Numa sociedade onde cada vez mais o dia precisa de ter mais do que 24 horas, sendo mulher e com uma carreira profissional que exige muito de si, é fácil fazer a gestão de todos os papéis que lhe são inerentes?

Claro que não é fácil, contudo é uma questão de gestão de prioridades. Gosto muito da minha família, mas dedico a maior parte do meu tempo ao meu trabalho, à arquitetura, pois é, e sempre foi a minha paixão. Para além de que o mercado está sempre em evolução e cada vez é mais exigente, o arquiteto tem de estar constantemente a atualizar-se para poder implementar novos produtos e tecnologias.

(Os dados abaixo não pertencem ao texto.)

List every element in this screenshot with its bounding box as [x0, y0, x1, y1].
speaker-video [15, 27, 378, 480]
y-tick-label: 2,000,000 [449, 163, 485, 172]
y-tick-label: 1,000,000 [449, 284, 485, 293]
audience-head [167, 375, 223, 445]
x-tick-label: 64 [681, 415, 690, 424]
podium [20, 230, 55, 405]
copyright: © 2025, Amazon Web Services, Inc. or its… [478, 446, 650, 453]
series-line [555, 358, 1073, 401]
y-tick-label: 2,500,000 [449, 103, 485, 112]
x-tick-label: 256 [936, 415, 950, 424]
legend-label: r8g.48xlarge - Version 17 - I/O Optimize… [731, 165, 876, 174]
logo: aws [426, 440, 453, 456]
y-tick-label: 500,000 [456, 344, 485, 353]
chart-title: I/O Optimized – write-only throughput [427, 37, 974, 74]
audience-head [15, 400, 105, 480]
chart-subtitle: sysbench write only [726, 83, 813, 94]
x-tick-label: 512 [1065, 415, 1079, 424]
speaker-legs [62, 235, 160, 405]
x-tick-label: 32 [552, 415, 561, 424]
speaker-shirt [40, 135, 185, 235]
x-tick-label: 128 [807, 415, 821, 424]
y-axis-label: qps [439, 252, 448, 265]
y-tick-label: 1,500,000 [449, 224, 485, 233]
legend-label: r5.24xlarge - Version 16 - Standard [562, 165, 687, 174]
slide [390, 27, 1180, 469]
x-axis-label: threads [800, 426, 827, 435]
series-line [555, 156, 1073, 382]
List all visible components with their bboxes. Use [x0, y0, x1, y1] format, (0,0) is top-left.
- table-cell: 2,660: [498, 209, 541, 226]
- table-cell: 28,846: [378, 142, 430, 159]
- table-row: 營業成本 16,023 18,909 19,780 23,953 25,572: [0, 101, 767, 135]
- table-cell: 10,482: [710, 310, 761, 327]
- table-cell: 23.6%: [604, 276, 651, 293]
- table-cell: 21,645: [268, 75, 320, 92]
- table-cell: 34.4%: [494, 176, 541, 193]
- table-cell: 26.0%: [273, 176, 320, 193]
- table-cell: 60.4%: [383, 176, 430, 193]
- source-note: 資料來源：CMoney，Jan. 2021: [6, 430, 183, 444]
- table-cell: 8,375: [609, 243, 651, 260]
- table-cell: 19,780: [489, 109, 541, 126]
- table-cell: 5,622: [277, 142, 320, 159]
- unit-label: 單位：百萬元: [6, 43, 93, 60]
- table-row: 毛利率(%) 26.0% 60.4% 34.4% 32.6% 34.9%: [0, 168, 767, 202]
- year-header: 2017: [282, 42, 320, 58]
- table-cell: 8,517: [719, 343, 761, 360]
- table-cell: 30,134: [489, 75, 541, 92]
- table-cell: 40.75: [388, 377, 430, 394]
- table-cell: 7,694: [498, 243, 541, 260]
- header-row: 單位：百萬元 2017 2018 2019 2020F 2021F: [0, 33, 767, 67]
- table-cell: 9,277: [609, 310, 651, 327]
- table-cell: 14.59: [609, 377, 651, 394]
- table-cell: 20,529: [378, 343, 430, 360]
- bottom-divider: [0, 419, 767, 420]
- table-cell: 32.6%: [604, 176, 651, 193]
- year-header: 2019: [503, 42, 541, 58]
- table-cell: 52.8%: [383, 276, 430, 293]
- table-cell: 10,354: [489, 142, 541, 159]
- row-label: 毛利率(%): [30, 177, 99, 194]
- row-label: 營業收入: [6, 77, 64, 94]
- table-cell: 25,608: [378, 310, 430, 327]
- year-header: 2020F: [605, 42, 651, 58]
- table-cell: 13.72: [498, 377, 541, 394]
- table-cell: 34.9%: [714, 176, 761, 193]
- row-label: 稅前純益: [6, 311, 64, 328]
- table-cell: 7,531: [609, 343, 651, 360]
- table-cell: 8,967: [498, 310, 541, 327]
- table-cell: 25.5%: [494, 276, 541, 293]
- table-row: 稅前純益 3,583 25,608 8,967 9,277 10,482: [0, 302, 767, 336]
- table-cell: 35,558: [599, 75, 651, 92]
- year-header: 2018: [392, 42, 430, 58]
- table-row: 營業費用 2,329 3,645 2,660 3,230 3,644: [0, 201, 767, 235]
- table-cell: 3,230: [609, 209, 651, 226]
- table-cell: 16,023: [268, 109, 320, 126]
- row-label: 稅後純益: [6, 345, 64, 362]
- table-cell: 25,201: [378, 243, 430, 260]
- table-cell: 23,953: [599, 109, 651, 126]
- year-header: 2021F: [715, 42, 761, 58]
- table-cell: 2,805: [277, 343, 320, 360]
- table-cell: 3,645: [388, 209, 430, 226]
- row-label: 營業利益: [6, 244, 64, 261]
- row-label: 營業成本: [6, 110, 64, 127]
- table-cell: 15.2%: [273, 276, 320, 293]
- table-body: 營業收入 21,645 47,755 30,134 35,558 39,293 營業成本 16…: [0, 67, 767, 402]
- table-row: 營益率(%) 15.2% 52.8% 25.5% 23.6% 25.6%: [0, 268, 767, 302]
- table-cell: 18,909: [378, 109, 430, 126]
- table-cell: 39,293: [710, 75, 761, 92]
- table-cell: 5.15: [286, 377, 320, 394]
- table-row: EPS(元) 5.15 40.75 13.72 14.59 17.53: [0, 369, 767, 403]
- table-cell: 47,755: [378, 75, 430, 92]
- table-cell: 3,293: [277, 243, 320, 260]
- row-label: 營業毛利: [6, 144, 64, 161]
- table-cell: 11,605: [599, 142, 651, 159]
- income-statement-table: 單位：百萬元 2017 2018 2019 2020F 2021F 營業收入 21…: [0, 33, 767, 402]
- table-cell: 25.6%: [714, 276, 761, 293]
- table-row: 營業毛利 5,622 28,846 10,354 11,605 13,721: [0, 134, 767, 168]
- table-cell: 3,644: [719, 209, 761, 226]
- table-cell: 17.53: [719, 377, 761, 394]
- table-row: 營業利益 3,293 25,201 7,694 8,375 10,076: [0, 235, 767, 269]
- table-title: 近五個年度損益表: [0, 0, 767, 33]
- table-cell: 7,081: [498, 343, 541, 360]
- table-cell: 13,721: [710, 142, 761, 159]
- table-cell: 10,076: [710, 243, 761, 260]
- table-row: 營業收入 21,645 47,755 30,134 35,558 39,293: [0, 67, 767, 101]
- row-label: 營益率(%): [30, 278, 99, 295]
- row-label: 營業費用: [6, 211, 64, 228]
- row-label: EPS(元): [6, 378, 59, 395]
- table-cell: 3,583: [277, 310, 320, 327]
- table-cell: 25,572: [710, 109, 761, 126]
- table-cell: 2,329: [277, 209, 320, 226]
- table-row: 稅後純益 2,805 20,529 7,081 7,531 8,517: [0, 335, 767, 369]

A discussão sobre lideranças no feminino e no masculino está cheia de lugares comuns. Diz-se que os homens são mais competitivos, imediatistas e propensos ao risco e diz-se que se houvesse mais mulheres no topo, as coisas estariam melhores. Na sua opinião, as mulheres têm um estilo de liderança diferente?

Muito honestamente adoro trabalhar com mulheres, neste momento a minha equipa é constituída por três mulheres e um homem, contudo para que exista um equilíbrio saudável aprecio e respeito a presença masculina, todos temos alguma coisa para ensinar e para aprender.

Como fazemos gestão de obra, o meu trabalho diário envolve uma grande presença masculina. Na área da gestão acredito que a forma feminina na maioria das vezes atinge melhores resultados, porque conseguimos ter uma liderança distinta, mas suave. O universo masculino durante o meu percurso profissional tem aceitado muito bem a liderança desta forma, sem existir confrontos, não tendo qualquer razão de queixa.